3. The Pathogenesis of Gastric Cancer at Different Sites

3.1. Pathogenesis of Gastric Antral Carcinoma

3.1.1. H. pylori-Driven Chronic Inflammation and Genomic Instability

Helicobacter pylori (H. pylori) is a gram-negative, microaerobic, spiral-shaped bacterium. Its natural host is the human stomach, with a preference for the antrum region [16] [17]. Its virulence factor, Cag pathogenic island (cag PAI), is a 40-kb gene cluster containing 27 - 31 genes that encode the CagA protein and components [18] [19] of the type IV secretion system (CAG-T4SS).
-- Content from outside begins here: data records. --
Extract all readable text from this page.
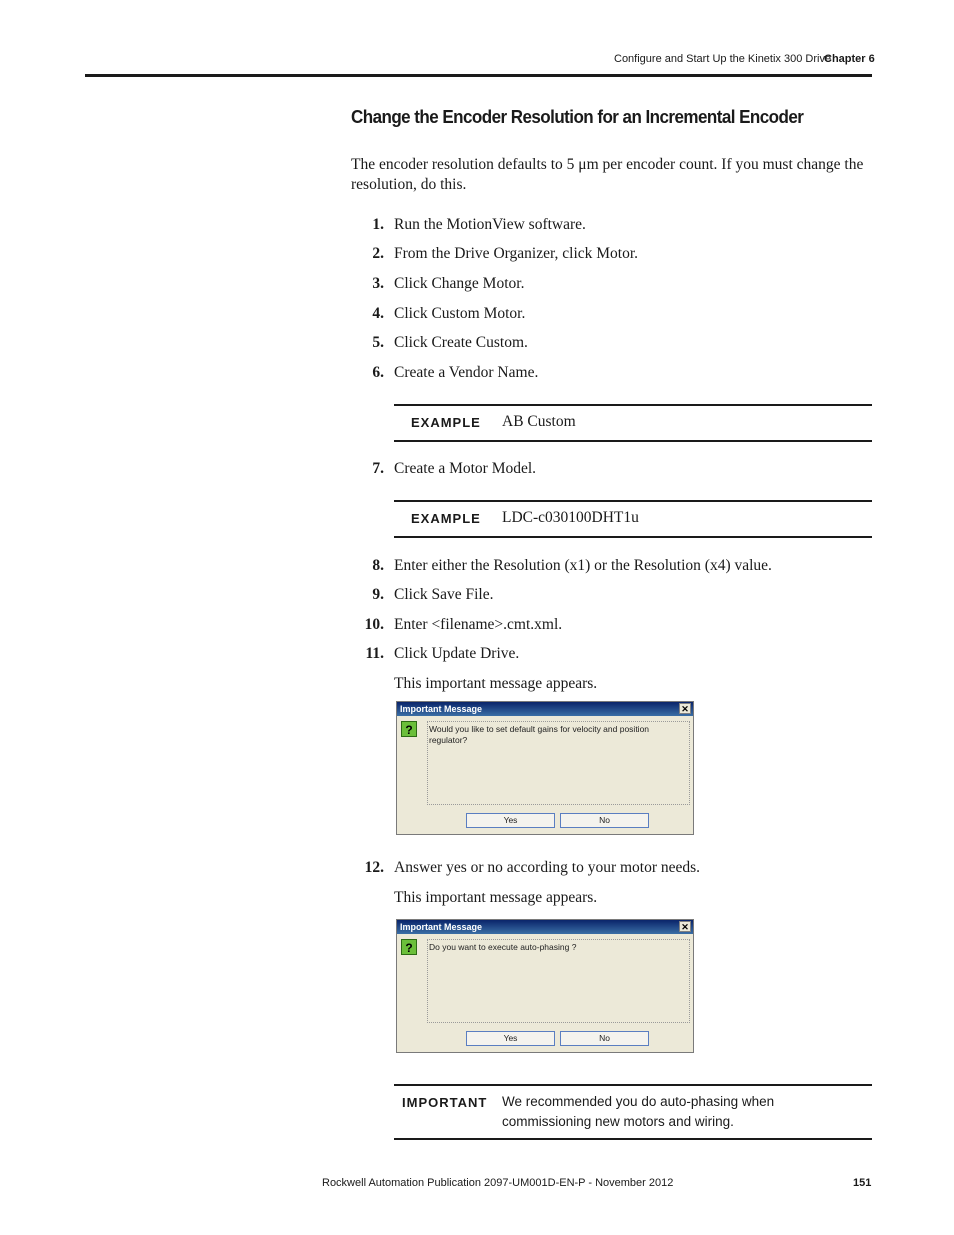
Configure and Start Up the Kinetix 300 Drive
Chapter 6
Change the Encoder Resolution for an Incremental Encoder
The encoder resolution defaults to 5 μm per encoder count. If you must change the resolution, do this.
1. Run the MotionView software.
2. From the Drive Organizer, click Motor.
3. Click Change Motor.
4. Click Custom Motor.
5. Click Create Custom.
6. Create a Vendor Name.
EXAMPLE AB Custom
7. Create a Motor Model.
EXAMPLE LDC-c030100DHT1u
8. Enter either the Resolution (x1) or the Resolution (x4) value.
9. Click Save File.
10. Enter <filename>.cmt.xml.
11. Click Update Drive.
This important message appears.
Important Message	✕
?	Would you like to set default gains for velocity and position regulator?
Yes	No
12. Answer yes or no according to your motor needs.
This important message appears.
Important Message	✕
?	Do you want to execute auto-phasing ?
Yes	No
IMPORTANT We recommended you do auto-phasing when commissioning new motors and wiring.
Rockwell Automation Publication 2097-UM001D-EN-P - November 2012	151
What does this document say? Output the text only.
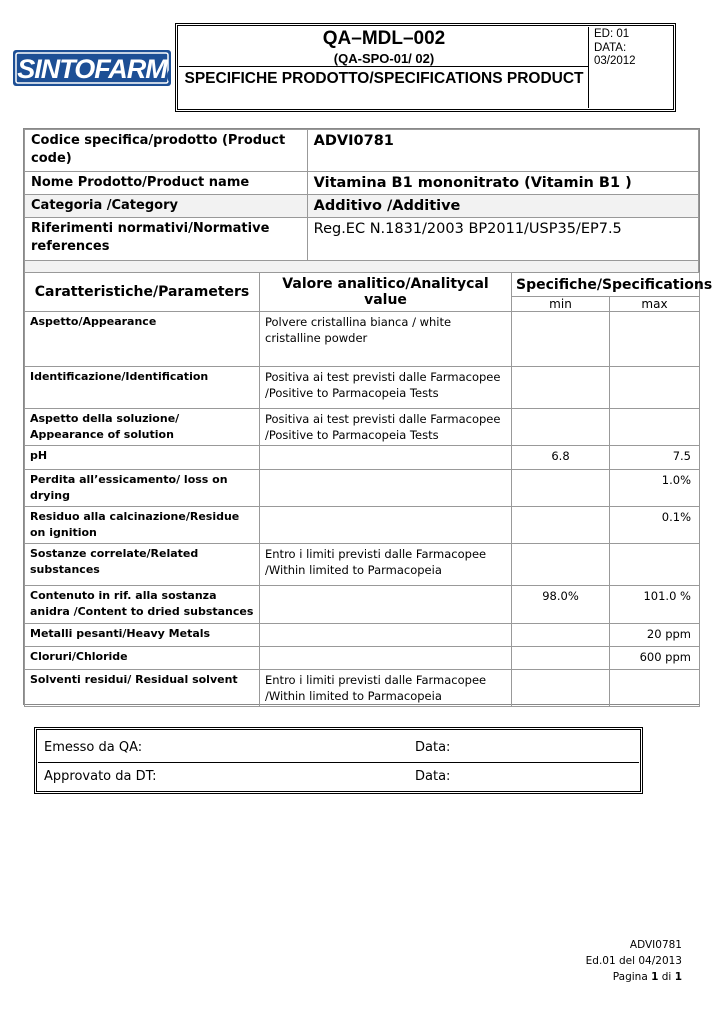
SINTOFARM
QA–MDL–002
(QA-SPO-01/ 02)
SPECIFICHE PRODOTTO/SPECIFICATIONS PRODUCT
ED: 01
DATA:
03/2012
Codice specifica/prodotto (Product code)	ADVI0781
Nome Prodotto/Product name	Vitamina B1 mononitrato (Vitamin B1 )
Categoria /Category	Additivo /Additive
Riferimenti normativi/Normative references	Reg.EC N.1831/2003 BP2011/USP35/EP7.5
Caratteristiche/Parameters	Valore analitico/Analitycal value	Specifiche/Specifications	
		min	max
Aspetto/Appearance	Polvere cristallina bianca / white cristalline powder		
Identificazione/Identification	Positiva ai test previsti dalle Farmacopee /Positive to Parmacopeia Tests		
Aspetto della soluzione/ Appearance of solution	Positiva ai test previsti dalle Farmacopee /Positive to Parmacopeia Tests		
pH		6.8	7.5
Perdita all’essicamento/ loss on drying			1.0%
Residuo alla calcinazione/Residue on ignition			0.1%
Sostanze correlate/Related substances	Entro i limiti previsti dalle Farmacopee /Within limited to Parmacopeia		
Contenuto in rif. alla sostanza anidra /Content to dried substances		98.0%	101.0 %
Metalli pesanti/Heavy Metals			20 ppm
Cloruri/Chloride			600 ppm
Solventi residui/ Residual solvent	Entro i limiti previsti dalle Farmacopee /Within limited to Parmacopeia		
Emesso da QA:	Data:
Approvato da DT:	Data:
ADVI0781
Ed.01 del 04/2013
Pagina 1 di 1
Cag-T4SS infuses CagA into gastric epithelial cells [20], which are phosphor [21] ylated by the host Src/Abl tyrosine kinase via the EPIYA motif. Phosphorylated CagA binds to signaling molecules such as SHP2, Csk, Grb2 and Crk through the SH2 domain, and activates SHP2 to trigger the Ras-Erk pathway and promote mitosis [22]. Nuclear ERK further phosphorylates ELK1, which binds to SRF at the SRE site and induces immediate early gene expression [23] such as c-Fos/c-Jun. The AP-1 transcription factor of c-Fos/c-Jun activates Cyclin D expression, which promotes Cyclin D-CDK4/6 to phosphorylate pRB and release E2F, driving cells into S phase [24]. Cyclin E-CDK2 complex then phosphorylates MCM helicase to initiate DNA replication, leading to abnormal proliferation, while unphosphorylated CagA acts [25] by disrupting the E-cadherin/β-catenin complex. Cadherins mediate cell-cell adhesion, and β-catenin binds to α-catenin to link E-cadherin and the actin skeleton [26]. The release of β-catenin complex leads to the accumulation of β-catenin in the cytoplasm and nucleus, forming a complex with Tcf to activate Cyclin D1 and c-Myc genes and promote cell proliferation. Non-phosphorylated CagA activates the Ras-MEK-ERK pathway by binding to Grb2/SOS to further promote cell proliferation [27]. The two CagA modes of action together lead to the transformation of gastric epithelial cells, which has become a key mechanism of gastric carcinogenesis as shown in Figure 1.

Figure 1. Comparison chart of signal pathways between phosphorylated CagA and non-phosphorylated CagA.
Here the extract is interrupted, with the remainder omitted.